A "rhomblet" is formed by joining the sides of two equilateral triangles with side length $1$.
How many ways can you tile a regular hexagon of side length $3$ using rhomblets?
One possible tiling is shown below.
Solution: This is identical to putting cubes in a 3x3x3 volume. Viewing the logo as if we are looking down on it, all cubes must be pushed as far right and back as possible, as far left and back as possible, and as far down as possible. Imagine slicing the 3x3x3 into three 3x3x1s. These are the bottom section, the middle section, and the top one. We determine how many possibilities are there for each of the 3 sections. You can make a bijection between a legal section and a path from the leftmost corner of the section to the rightmost. Each path corresponds to all the blocks being placed beyond it and closer to the back. There are $\binom{6}{3} = 20$ ways of doing this. There are now $20^3 = 8000$ possibilities to check. I know of no good way to proceed from here, so I wrote it in Python to check each of the 8000 cases. I am fairly sure of my answer's correctness.
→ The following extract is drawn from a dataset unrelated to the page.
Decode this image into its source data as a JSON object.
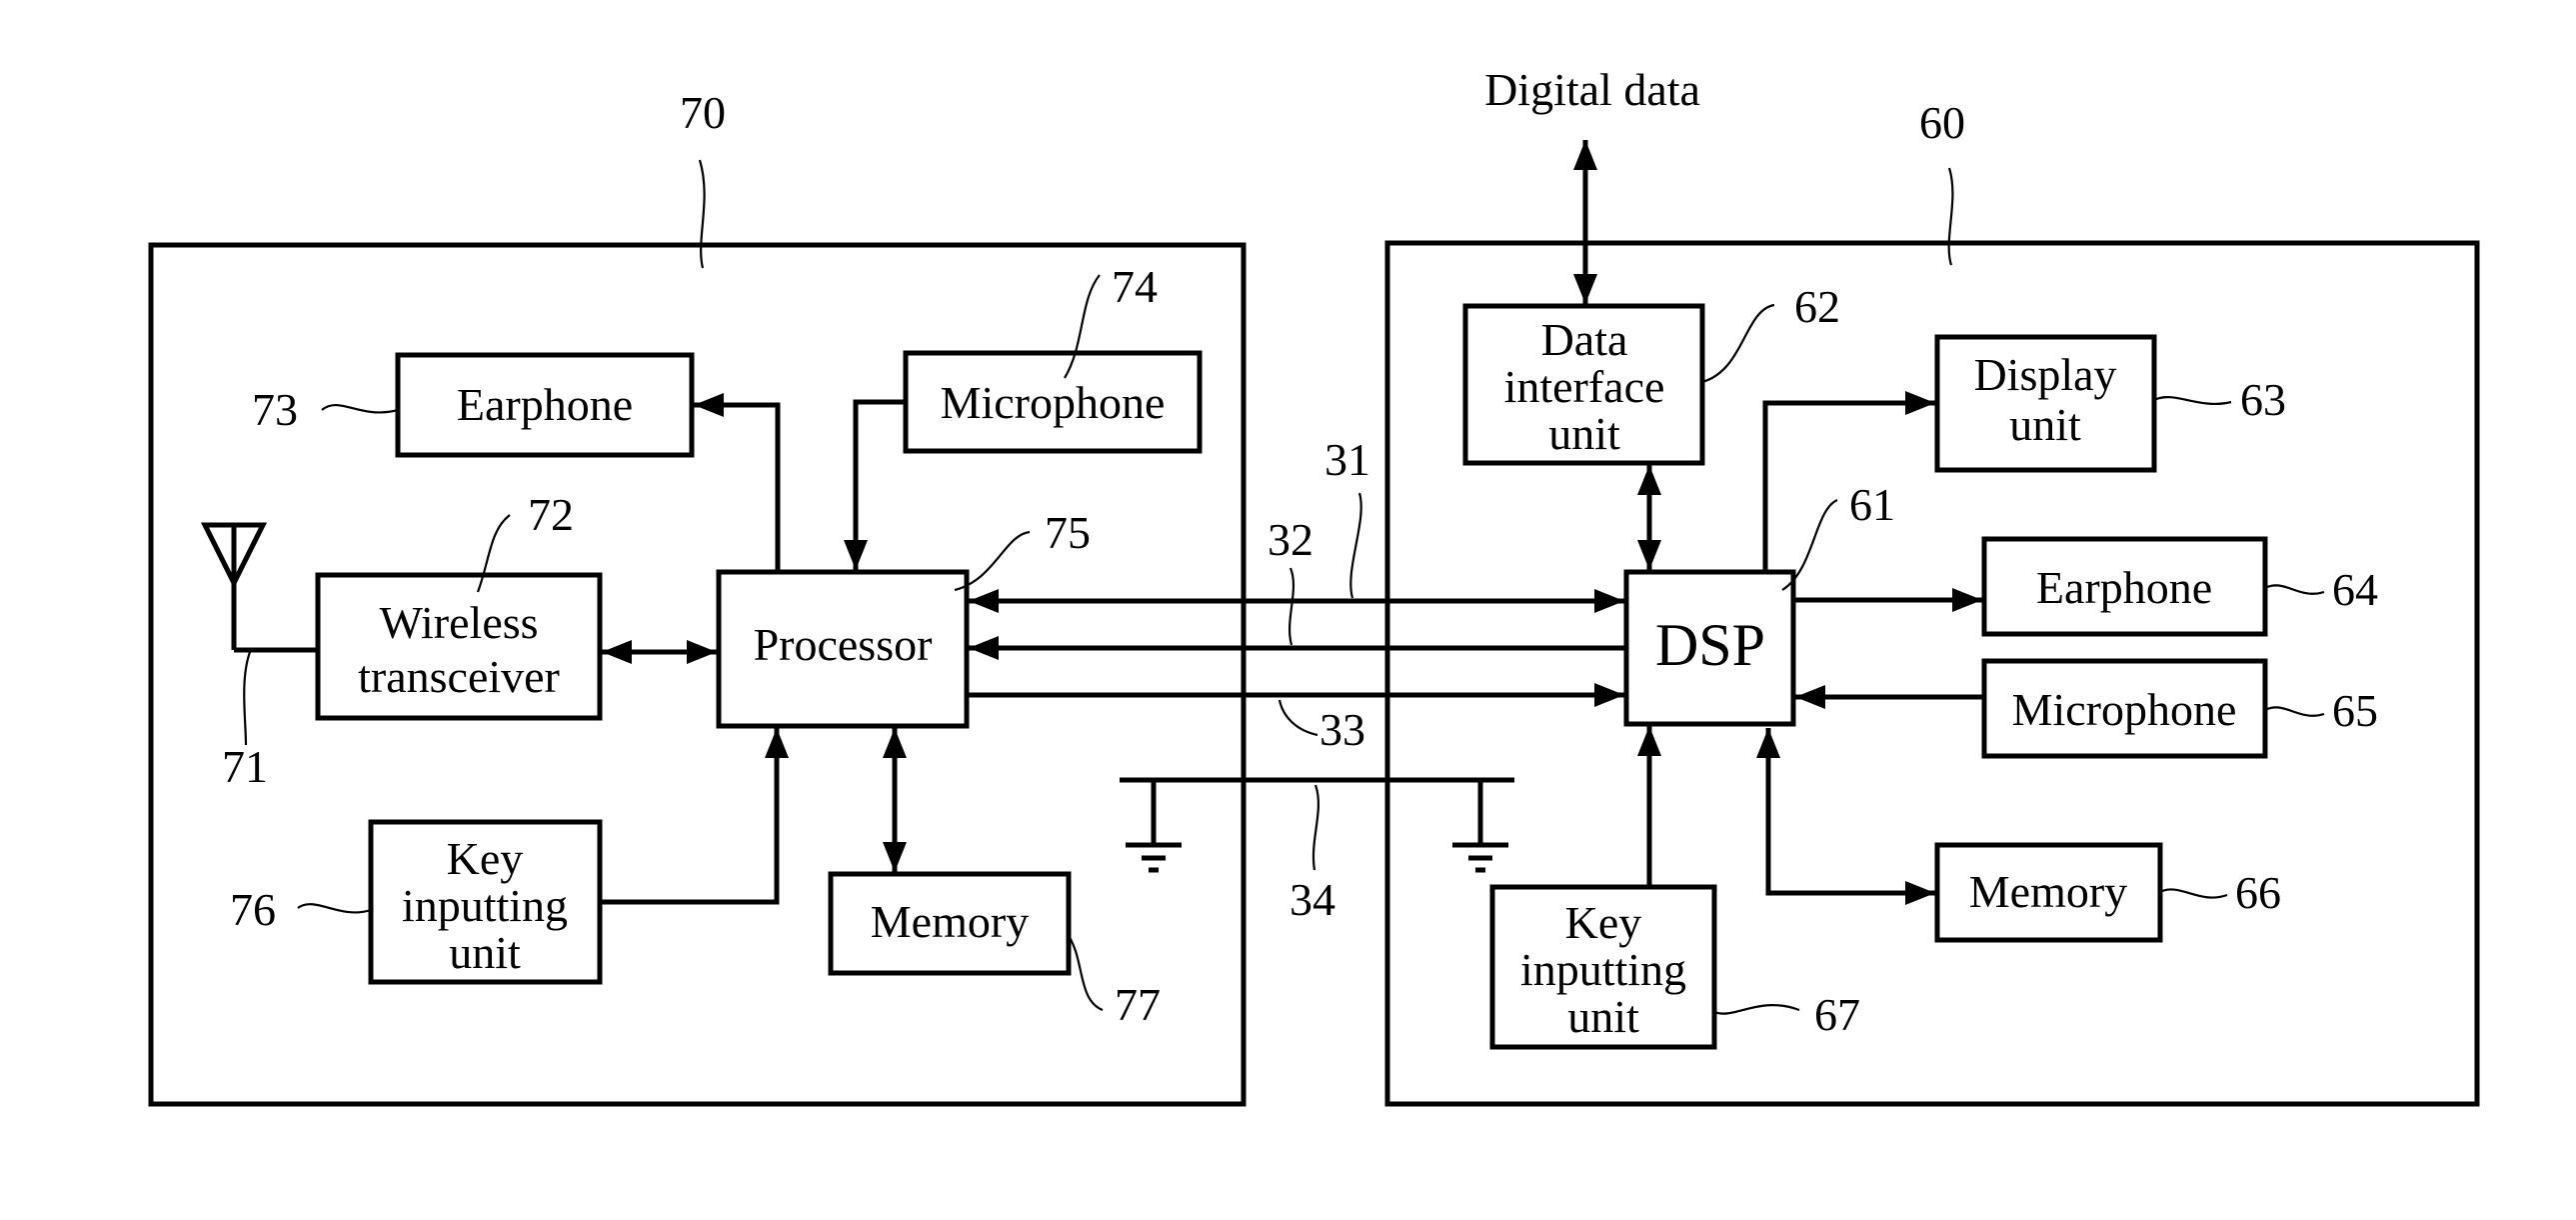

I don't know if there is a non-bash way of doing this.
Using the MacMahon formula$^*$ for the number of plane partitions (stacks of boxes which are pushed all the way to the bottom, back and right) which fit in an $r\times s\times t$ box, the answer is $$ \prod_{i=1}^3\prod_{j=1}^3\frac{i+j+3-1}{i+j-1}=\frac41\cdot\frac52\cdot\frac52\cdot\frac63\cdot\frac63\cdot\frac63\cdot\frac74\cdot\frac74\cdot\frac85=980.$$ I do not know how to derive this formula.
$^*$See the second to last equation in that section, $N_1(r,s,t)=\dots$